Протасов подошел к урне, бросил туда докуренную папиросу, говоря на ходу:
— Слух есть, ты и с моданскими хозяйственниками все связи пустил в ход: что трассе нужно — в большинстве к тебе, на квашинскую дистанцию, идет.
— Пустое болтают. Скрывать не стану: знают меня по области, что попрошу — сделают. Мы держим переходящее знамя — вот кое-кто и пытается замарать.
— Что ж, выходит, прав был он, — кивнул Протасов на заведующего промышленным отделом обкома. — Тебя надо было выдвигать начальником стройки? Стало быть, ошиблись?
Внутри здания раздался продолжительный звонок.
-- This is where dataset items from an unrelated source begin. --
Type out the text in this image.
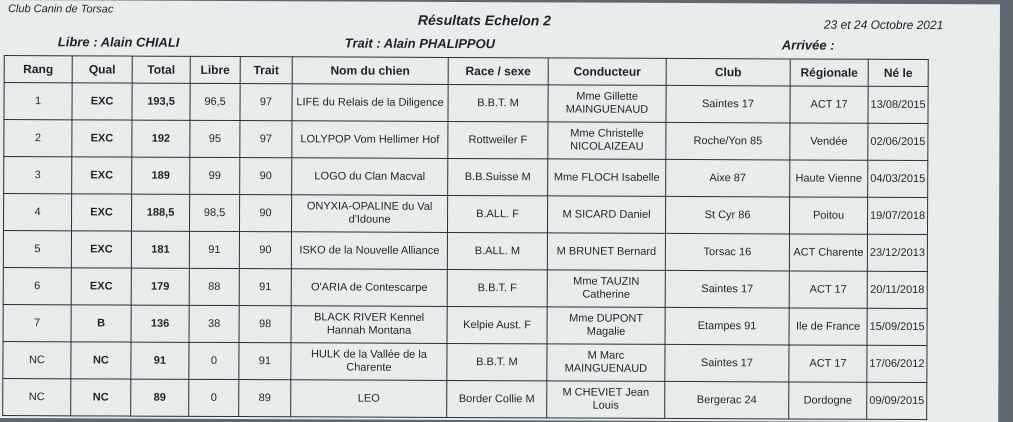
Club Canin de Torsac
Résultats Echelon 2	23 et 24 Octobre 2021
Libre : Alain CHIALI	Trait : Alain PHALIPPOU	Arrivée :
Rang	Qual	Total	Libre	Trait	Nom du chien	Race / sexe	Conducteur	Club	Régionale	Né le
1	EXC	193,5	96,5	97	LIFE du Relais de la Diligence	B.B.T. M	Mme Gillette MAINGUENAUD	Saintes 17	ACT 17	13/08/2015
2	EXC	192	95	97	LOLYPOP Vom Hellimer Hof	Rottweiler F	Mme Christelle NICOLAIZEAU	Roche/Yon 85	Vendée	02/06/2015
3	EXC	189	99	90	LOGO du Clan Macval	B.B.Suisse M	Mme FLOCH Isabelle	Aixe 87	Haute Vienne	04/03/2015
4	EXC	188,5	98,5	90	ONYXIA-OPALINE du Val d'Idoune	B.ALL. F	M SICARD Daniel	St Cyr 86	Poitou	19/07/2018
5	EXC	181	91	90	ISKO de la Nouvelle Alliance	B.ALL. M	M BRUNET Bernard	Torsac 16	ACT Charente	23/12/2013
6	EXC	179	88	91	O'ARIA de Contescarpe	B.B.T. F	Mme TAUZIN Catherine	Saintes 17	ACT 17	20/11/2018
7	B	136	38	98	BLACK RIVER Kennel Hannah Montana	Kelpie Aust. F	Mme DUPONT Magalie	Etampes 91	Ile de France	15/09/2015
NC	NC	91	0	91	HULK de la Vallée de la Charente	B.B.T. M	M Marc MAINGUENAUD	Saintes 17	ACT 17	17/06/2012
NC	NC	89	0	89	LEO	Border Collie M	M CHEVIET Jean Louis	Bergerac 24	Dordogne	09/09/2015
— Перерыв кончился, — проговорил кряжистый бригадир.
Передовики потянулись в здание. Протасова взял под руку редактор областной газеты. Хвощин остался сзади, его окружили.
— Значит, дорожный бог, перемены у вас будут на трассе? — громко спросил председатель «Победы». — Жидковатым оказался молодой руководитель?
Хвощин не ответил и лишь усмешливо сощурил глаза.
— Супротив тебя разве устоять? — Председатель крепко сжал его руку повыше локтя. — Дока мужик. Помню, помню, чай, вместе вот тут в совпартшколе гранит науки грызли.
— Я еще не забыл, как мы с тобой и в церковноприходскую бегали. В селе Богородском. Сумку через плечо — и айда.
— Было.
— Что, Николай Спиридонович, — подошел к Хвощину знакомый уполномоченный из Министерства заготовок. — Тебя еще куда-то выдвинули?
В другой группе говорили:
— Слышно, Камынина с работы снимают: затянул стройку. Что ж, верно.